Di belakang, Dasim mengikuti setengah berlari. Mata pemuda itu tak henti menyapu kesana-kemari, memindai pasar asing yang baru pertama kali dia kunjungi. 

Seringai tipis tergaris di wajah Petter, saat dia melihat seorang wanita semok sedang mencoba satu set kebaya warna jingga. Tangannya bertepuk kecil, bibirnya bergumam, namun masih cukup terdengar gendang telinga orang di depannya.  

“Cantik.” 

Amina seketika menoleh, wajahnya berubah sumringah tak menyangka Londo idamannya berdiri di depan mata. ‘pucuk di cinta bulan pun tiba, kalo jodoh emang tak kemana,’ batinnya bersorak ria. 

“Eh, Tuan, kita bertemu lagi,” sapanya malu-malu. 
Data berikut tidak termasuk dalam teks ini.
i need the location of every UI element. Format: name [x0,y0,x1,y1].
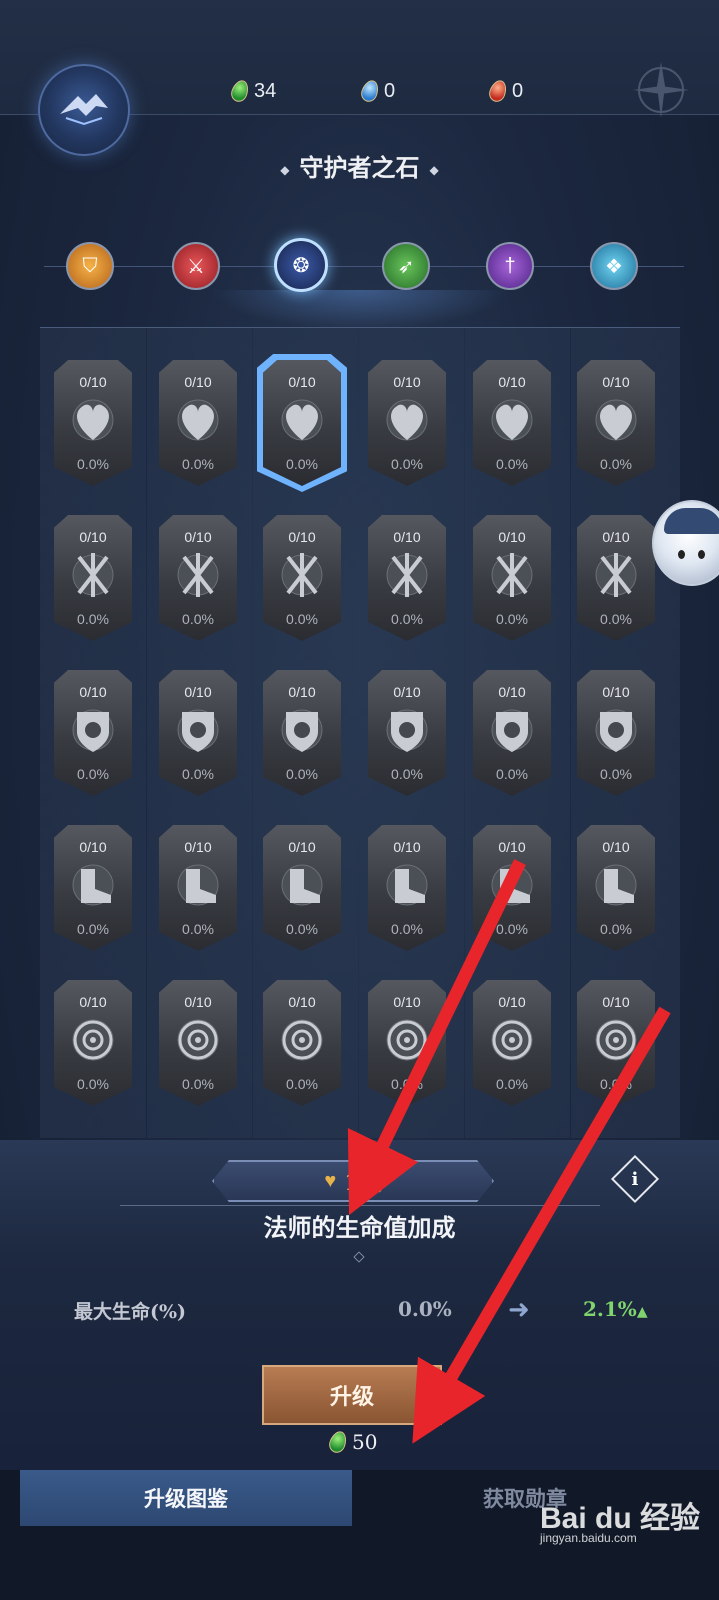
annotation-arrow-1 [347,859,526,1216]
annotation-arrows [347,859,671,1444]
annotation-arrow-2 [412,1006,671,1444]
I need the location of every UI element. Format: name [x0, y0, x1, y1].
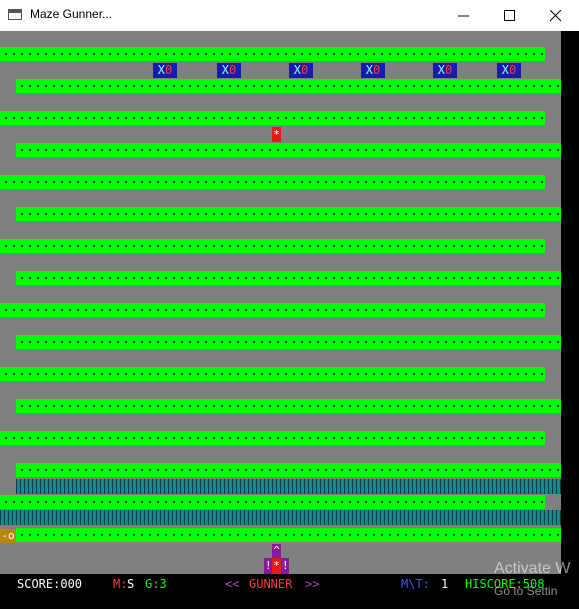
ship-core: * — [272, 558, 281, 574]
left-arrows: << — [225, 577, 240, 591]
maze-wall — [0, 303, 545, 317]
teal-barrier — [0, 510, 561, 525]
enemy: X0 — [289, 63, 313, 78]
title-bar: Maze Gunner... — [0, 0, 579, 32]
close-icon — [550, 10, 562, 22]
watermark-line1: Activate W — [494, 560, 571, 577]
minimize-icon — [458, 15, 469, 17]
maze-wall — [16, 335, 561, 349]
maze-wall — [0, 367, 545, 381]
maze-wall — [0, 239, 545, 253]
status-bar: SCORE:000 M: S G:3 << GUNNER >> M\T: 1 H… — [0, 574, 561, 594]
mt-value: 1 — [441, 577, 449, 591]
maze-wall — [0, 431, 545, 445]
g-label: G:3 — [145, 577, 167, 591]
ship-right: ! — [282, 559, 289, 572]
maze-wall — [0, 175, 545, 189]
maximize-button[interactable] — [487, 0, 533, 31]
app-icon — [8, 9, 22, 20]
maze-wall — [0, 495, 545, 509]
enemy: X0 — [361, 63, 385, 78]
minimize-button[interactable] — [441, 0, 487, 31]
ship-left: ! — [265, 559, 272, 572]
player-ship: ! * ! — [264, 558, 289, 574]
maze-wall — [16, 399, 561, 413]
maze-wall — [16, 528, 561, 542]
right-arrows: >> — [305, 577, 320, 591]
maze-wall — [16, 143, 561, 157]
player-ship-nose: ^ — [272, 544, 281, 558]
marker: -o — [0, 529, 16, 543]
player-name: GUNNER — [249, 577, 293, 591]
maze-wall — [16, 271, 561, 285]
maze-wall — [16, 207, 561, 221]
maximize-icon — [504, 10, 515, 21]
m-value: S — [127, 577, 135, 591]
watermark-line2: Go to Settin — [494, 584, 558, 598]
teal-barrier — [16, 479, 561, 494]
enemy: X0 — [497, 63, 521, 78]
status-bar-padding — [0, 594, 561, 609]
maze-wall — [0, 111, 545, 125]
window-edge — [561, 31, 579, 609]
mt-label: M\T: — [401, 577, 430, 591]
enemy: X0 — [217, 63, 241, 78]
score-text: SCORE:000 — [17, 577, 83, 591]
maze-wall — [16, 79, 561, 93]
maze-wall — [0, 47, 545, 61]
enemy: X0 — [153, 63, 177, 78]
maze-wall — [16, 463, 561, 477]
enemy: X0 — [433, 63, 457, 78]
close-button[interactable] — [533, 0, 579, 31]
window-title: Maze Gunner... — [30, 7, 113, 21]
m-label: M: — [113, 577, 128, 591]
bullet: * — [272, 127, 281, 142]
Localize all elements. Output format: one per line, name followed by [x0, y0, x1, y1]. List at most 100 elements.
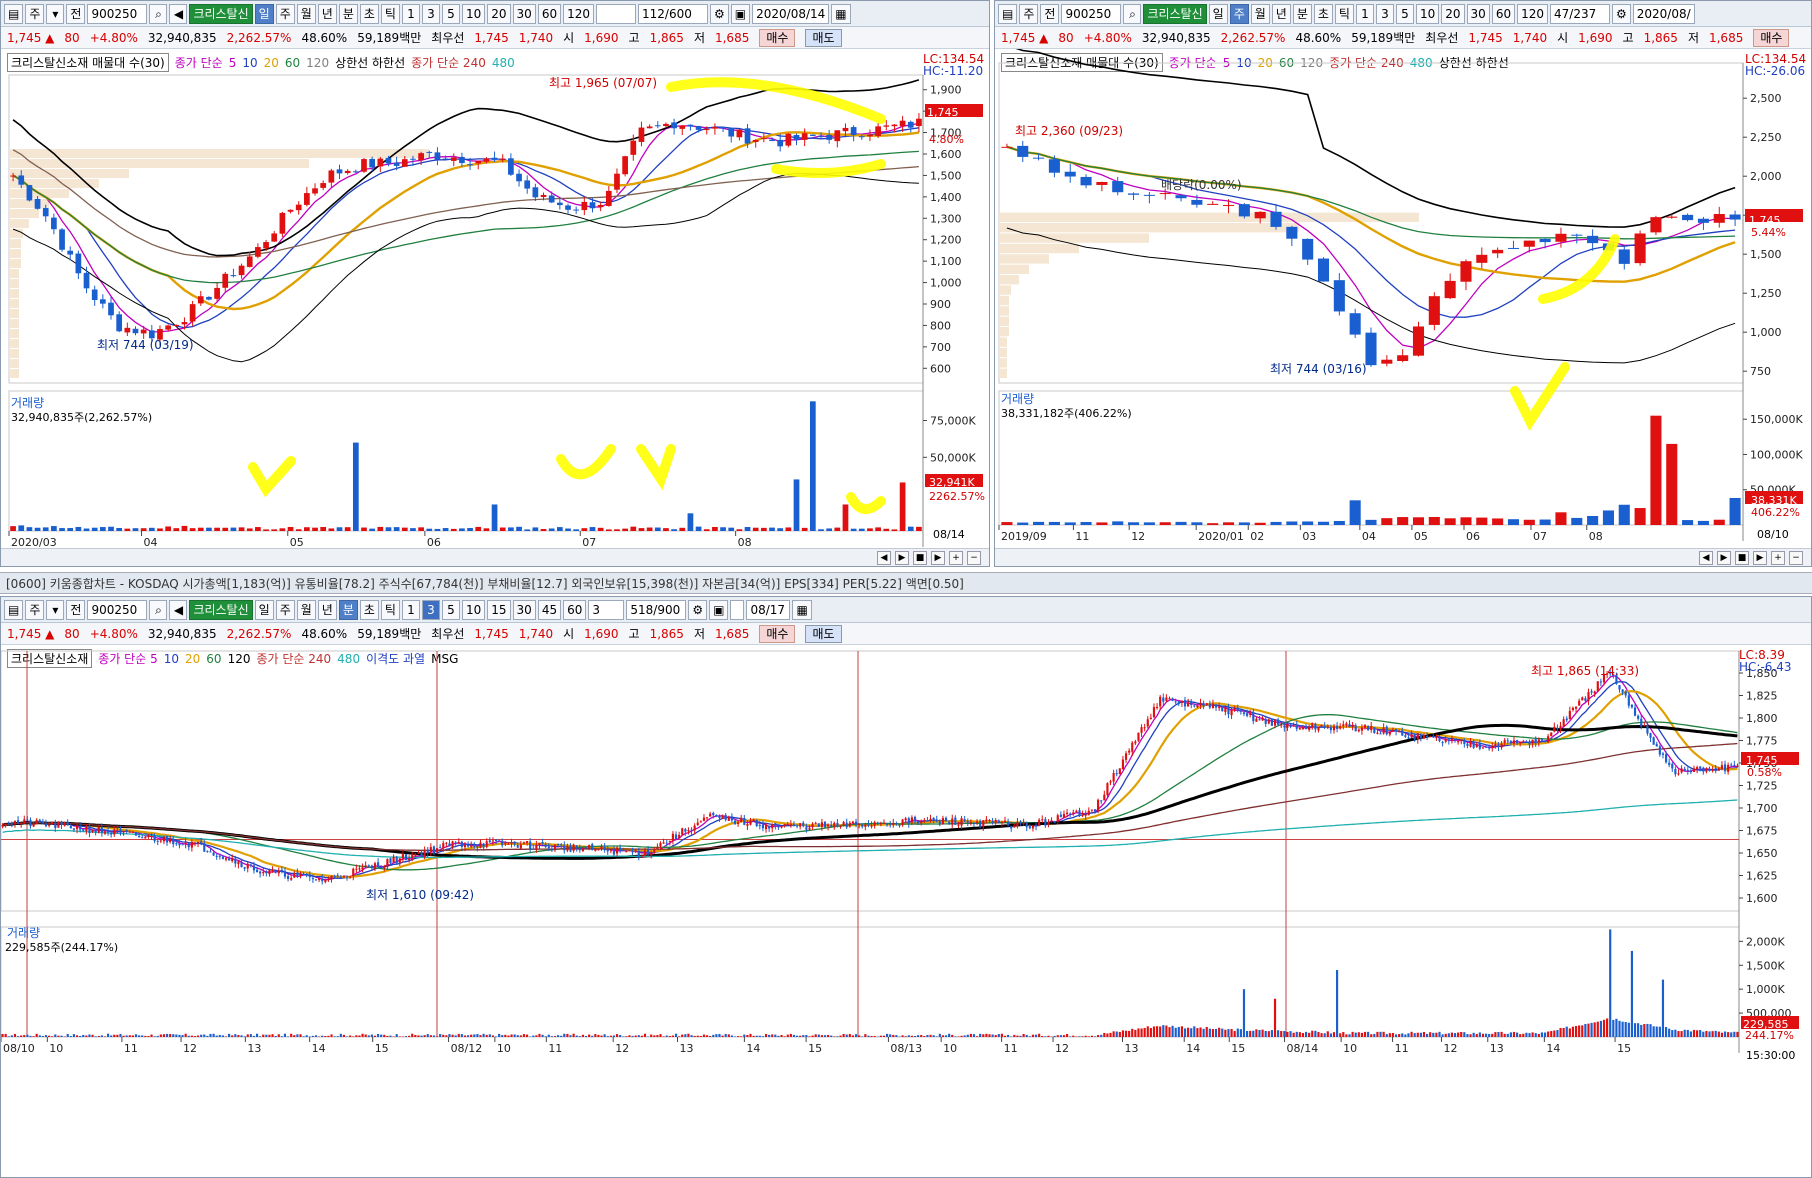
tab-month[interactable]: 월 — [1250, 3, 1270, 24]
scroll-left-icon[interactable]: ◀ — [1699, 550, 1713, 565]
window-menu-icon[interactable]: ▤ — [4, 599, 24, 620]
num-1[interactable]: 1 — [401, 599, 420, 620]
num-30[interactable]: 30 — [1466, 3, 1490, 24]
num-20[interactable]: 20 — [1441, 3, 1465, 24]
tab-second[interactable]: 초 — [359, 599, 379, 620]
date-input[interactable]: 2020/08/14 — [752, 3, 830, 24]
weekly-price-chart[interactable]: 2,5002,2502,0001,7501,5001,2501,00075015… — [995, 49, 1812, 567]
checkbox[interactable] — [730, 599, 745, 620]
settings-icon[interactable]: ⚙ — [688, 599, 708, 620]
chevron-down-icon[interactable]: ▾ — [46, 3, 65, 24]
stock-name[interactable]: 크리스탈신 — [189, 3, 253, 24]
num-3[interactable]: 3 — [1375, 3, 1394, 24]
sell-button[interactable]: 매도 — [805, 28, 842, 47]
tab-second[interactable]: 초 — [1313, 3, 1333, 24]
zoom-out-icon[interactable]: − — [967, 550, 981, 565]
tab-week[interactable]: 주 — [275, 3, 295, 24]
tab-month[interactable]: 월 — [296, 3, 316, 24]
num-5[interactable]: 5 — [1395, 3, 1414, 24]
num-60[interactable]: 60 — [1491, 3, 1516, 24]
tab-week[interactable]: 주 — [1229, 3, 1249, 24]
tab-minute[interactable]: 분 — [338, 3, 358, 24]
num-15[interactable]: 15 — [487, 599, 511, 620]
tab-day[interactable]: 일 — [254, 3, 274, 24]
scroll-left-icon[interactable]: ◀ — [877, 550, 891, 565]
tab-month[interactable]: 월 — [296, 599, 316, 620]
sell-button[interactable]: 매도 — [805, 624, 842, 643]
code-input[interactable]: 900250 — [1061, 3, 1122, 24]
scroll-right-icon[interactable]: ▶ — [931, 550, 945, 565]
code-input[interactable]: 900250 — [87, 3, 148, 24]
num-30[interactable]: 30 — [512, 3, 536, 24]
tab-year[interactable]: 년 — [1271, 3, 1291, 24]
tab-year[interactable]: 년 — [317, 3, 337, 24]
scroll-right-icon[interactable]: ▶ — [1753, 550, 1767, 565]
settings-icon[interactable]: ⚙ — [710, 3, 729, 24]
stop-icon[interactable]: ■ — [1735, 550, 1749, 565]
stock-name[interactable]: 크리스탈신 — [1143, 3, 1207, 24]
tab-minute[interactable]: 분 — [338, 599, 358, 620]
num-60[interactable]: 60 — [537, 3, 562, 24]
stock-type-select[interactable]: 주 — [1019, 3, 1039, 24]
play-icon[interactable]: ▶ — [895, 550, 909, 565]
zoom-in-icon[interactable]: + — [949, 550, 963, 565]
tab-second[interactable]: 초 — [359, 3, 379, 24]
zoom-out-icon[interactable]: − — [1789, 550, 1803, 565]
interval-combo[interactable]: 3 — [588, 599, 625, 620]
speaker-icon[interactable]: ◀ — [169, 599, 188, 620]
num-45[interactable]: 45 — [537, 599, 562, 620]
stock-name[interactable]: 크리스탈신 — [189, 599, 253, 620]
buy-button[interactable]: 매수 — [759, 624, 796, 643]
daily-price-chart[interactable]: 1,9001,8001,7001,6001,5001,4001,3001,200… — [1, 49, 990, 567]
tab-minute[interactable]: 분 — [1292, 3, 1312, 24]
count-input[interactable]: 112/600 — [638, 3, 708, 24]
num-1[interactable]: 1 — [1355, 3, 1374, 24]
num-60[interactable]: 60 — [563, 599, 587, 620]
calendar-icon[interactable]: ▦ — [831, 3, 851, 24]
market-select[interactable]: 전 — [66, 599, 86, 620]
stop-icon[interactable]: ■ — [913, 550, 927, 565]
tab-year[interactable]: 년 — [317, 599, 337, 620]
window-menu-icon[interactable]: ▤ — [4, 3, 24, 24]
num-120[interactable]: 120 — [1517, 3, 1548, 24]
count-input[interactable]: 518/900 — [626, 599, 687, 620]
num-5[interactable]: 5 — [441, 3, 460, 24]
num-120[interactable]: 120 — [563, 3, 594, 24]
count-input[interactable]: 47/237 — [1550, 3, 1610, 24]
num-10[interactable]: 10 — [461, 3, 486, 24]
window-menu-icon[interactable]: ▤ — [998, 3, 1018, 24]
daily-scrollbar[interactable]: ◀ ▶ ■ ▶ + − — [1, 548, 989, 566]
num-30[interactable]: 30 — [512, 599, 536, 620]
zoom-in-icon[interactable]: + — [1771, 550, 1785, 565]
date-input[interactable]: 2020/08/ — [1632, 3, 1695, 24]
tab-tick[interactable]: 틱 — [380, 3, 400, 24]
minute-price-chart[interactable]: 1,8501,8251,8001,7751,7501,7251,7001,675… — [1, 645, 1812, 1178]
stock-type-select[interactable]: 주 — [25, 3, 45, 24]
period-combo[interactable] — [596, 3, 636, 24]
num-10[interactable]: 10 — [461, 599, 486, 620]
num-1[interactable]: 1 — [401, 3, 420, 24]
tab-tick[interactable]: 틱 — [380, 599, 400, 620]
stock-type-select[interactable]: 주 — [25, 599, 45, 620]
play-icon[interactable]: ▶ — [1717, 550, 1731, 565]
tab-day[interactable]: 일 — [254, 599, 274, 620]
tab-tick[interactable]: 틱 — [1334, 3, 1354, 24]
chevron-down-icon[interactable]: ▾ — [46, 599, 65, 620]
tab-day[interactable]: 일 — [1208, 3, 1228, 24]
speaker-icon[interactable]: ◀ — [169, 3, 188, 24]
tab-week[interactable]: 주 — [275, 599, 295, 620]
code-input[interactable]: 900250 — [87, 599, 148, 620]
buy-button[interactable]: 매수 — [759, 28, 796, 47]
calendar-icon[interactable]: ▦ — [792, 599, 812, 620]
date-input[interactable]: 08/17 — [746, 599, 791, 620]
search-icon[interactable]: ⌕ — [1123, 3, 1142, 24]
num-3[interactable]: 3 — [421, 3, 440, 24]
num-20[interactable]: 20 — [487, 3, 511, 24]
weekly-scrollbar[interactable]: ◀ ▶ ■ ▶ + − — [995, 548, 1811, 566]
num-5[interactable]: 5 — [441, 599, 460, 620]
num-3[interactable]: 3 — [421, 599, 440, 620]
save-icon[interactable]: ▣ — [709, 599, 729, 620]
save-icon[interactable]: ▣ — [730, 3, 751, 24]
market-select[interactable]: 전 — [66, 3, 86, 24]
search-icon[interactable]: ⌕ — [149, 3, 168, 24]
“Benar, Nyonya, sepertinya kita berjodoh dengan ketidaksengajaan,” gurau Petter, tatapannya tertumbuk pada kebaya yang dikenakan Amina. Ia kemudian berjalan mendekat, mengelus pelan kain kebaya itu. “Apa Anda suka?” tanyanya, seraya menyapa pemilik toko—si sahabat lama, menggunakan bahasa Belanda. 

Amina terperanjat seketika, melongo, tak menyangka. ‘Langsung mau di belikan,’ batinya semakin girang, saat melihat pemilik toko menyiapkan dua kresek bungkusan.

“Nyonya?” Panggil Petter, pelan. “Apa Anda suka dengan kebaya yang sedang Anda coba?” ulangnya, tangannya bersedekap di dada, bibir merah mudanya mengulas senyum hangat. 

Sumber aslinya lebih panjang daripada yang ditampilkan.